##The Albukhary Foundation Gallery of the Islamic World review: Treasures and everyday beauty in Islamic art

###The Albukhary Foundation Gallery of the Islamic World review: Treasures and everyday beauty in Islamic art | #MIDDAY

Visitors to the British Museum’s new gallery of the Islamic World should take note: this is not a gallery dedicated to Islam, the religion, but a gallery of the Islamic world, that is to say a vast portion of the globe stretching from Africa to Indonesia. So, while the religion itself is given due consideration, the works here are infinitely various. 

And, given the number of ethnicities and religions that this vast area includes, not to say the temporal span of the galleries — from the Arab world just before the birth of Mohammed in the sixth century to the art of Idris Khan in the 21st century — that gives tremendous scope for drawing out unseen treasures from the BM’s vast holdings. 

You get games, amulets and charms, astrolabes, costumes (fabulous) and shadow puppets as well as the tiles and calligraphy you would expect. Obviously the BM already had a gallery devoted to the Islamic world, but this is a reordering and expansion of it thanks to a large donation from the Malaysian Albukhary Foundation.

Neil MacGregor, the previous head of the BM, who received the donation, was looking round when I was there, and he was justifiably proud of the whole thing, The donors, he said, hadn’t sought to restrict the nature of the exhibits but they had asked that it should reflect the breadth of the Islamic world, not just the more obvious Arab, Persian and Ottoman elements. It does.

Iznik bowl (The Trustees of the British Museum)

That enormous geographical reach means that the curators can put Islamic culture constantly in the context of the others with which it came into contact, through trade and conquest and the movement of artists: Sasanians, Byzantines, Romans.

In the first room, given over to the Islamic world before 1500, there’s a moving display from pre-Islamic Palmyra, the legendary city of Zenobia, represented by a funerary monument of a dead youth with a bunch of grapes, c 150BC. The viewer must supply the melancholy backdrop: the destruction of so much of its archaeology by IS in 2015 — the BM has a function as an ark for artefacts. The question of Islam and figurative art is dealt with: the prohibition on figures in the context of worship plainly left scope for a variety of later interpretations. We get some interesting iconoclasm: birds used to decorate the Koran on a  14th-century ceramic which were decapitated  by later fundamentalists. 

(Photo: J. Fernandes, K.Lovelock © Trustees of the British Museum )

The layout is sane: chronological, subdivided by geography. That means that there’s a coherent whole, within which are fascinating digressions in the side cases into themes such as charms, games or musical instruments. The costume cases are a delight: like so much of these displays they will be changed at intervals. 

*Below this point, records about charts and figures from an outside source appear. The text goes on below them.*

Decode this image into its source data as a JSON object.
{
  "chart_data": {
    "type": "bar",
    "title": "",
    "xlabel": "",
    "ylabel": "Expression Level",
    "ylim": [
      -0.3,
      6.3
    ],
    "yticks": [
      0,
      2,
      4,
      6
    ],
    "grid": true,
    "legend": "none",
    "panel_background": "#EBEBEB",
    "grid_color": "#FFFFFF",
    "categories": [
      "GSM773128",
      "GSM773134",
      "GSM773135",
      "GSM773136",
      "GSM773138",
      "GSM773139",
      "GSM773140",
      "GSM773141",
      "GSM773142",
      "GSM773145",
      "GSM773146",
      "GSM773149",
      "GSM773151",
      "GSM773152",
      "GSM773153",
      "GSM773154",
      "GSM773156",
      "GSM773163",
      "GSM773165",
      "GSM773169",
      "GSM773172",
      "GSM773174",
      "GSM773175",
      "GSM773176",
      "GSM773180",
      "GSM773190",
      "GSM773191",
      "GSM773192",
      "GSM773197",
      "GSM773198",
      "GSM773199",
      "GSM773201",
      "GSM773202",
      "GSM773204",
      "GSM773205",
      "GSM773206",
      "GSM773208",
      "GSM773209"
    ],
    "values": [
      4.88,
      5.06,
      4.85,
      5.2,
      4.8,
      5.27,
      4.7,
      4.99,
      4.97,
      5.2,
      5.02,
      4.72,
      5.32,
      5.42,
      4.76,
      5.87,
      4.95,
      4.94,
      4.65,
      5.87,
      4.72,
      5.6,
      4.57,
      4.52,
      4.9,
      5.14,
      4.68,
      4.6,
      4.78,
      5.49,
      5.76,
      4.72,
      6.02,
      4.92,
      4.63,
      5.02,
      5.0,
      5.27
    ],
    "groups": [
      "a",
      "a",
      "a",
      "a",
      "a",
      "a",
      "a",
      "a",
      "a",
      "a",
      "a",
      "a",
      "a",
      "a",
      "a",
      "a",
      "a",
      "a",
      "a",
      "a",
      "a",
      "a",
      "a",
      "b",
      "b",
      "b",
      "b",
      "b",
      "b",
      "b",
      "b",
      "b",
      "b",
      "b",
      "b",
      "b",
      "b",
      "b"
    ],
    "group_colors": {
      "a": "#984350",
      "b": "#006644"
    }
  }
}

There are really fine pieces here: splendid examples of the legendary metalwork of Herat and the initially unprepossessing 11th-century Nihavand hoard from Iran, including a fine little gold wine bowl with a perky duck motif. But everyday objects have their charm too: who’d have thought that water filters could be so beautifully worked?

What’s evident here too is the effect of so much Islamic art on our culture: look at the star and cross tiles above. Very Walter Crane, no?

These galleries will be crowded from the off; one of the intentions is to engage local communities. For small viewers, there are figures of birds and animals at ankle level. Brave the crowds. This is an insight into a whole world, in two rooms.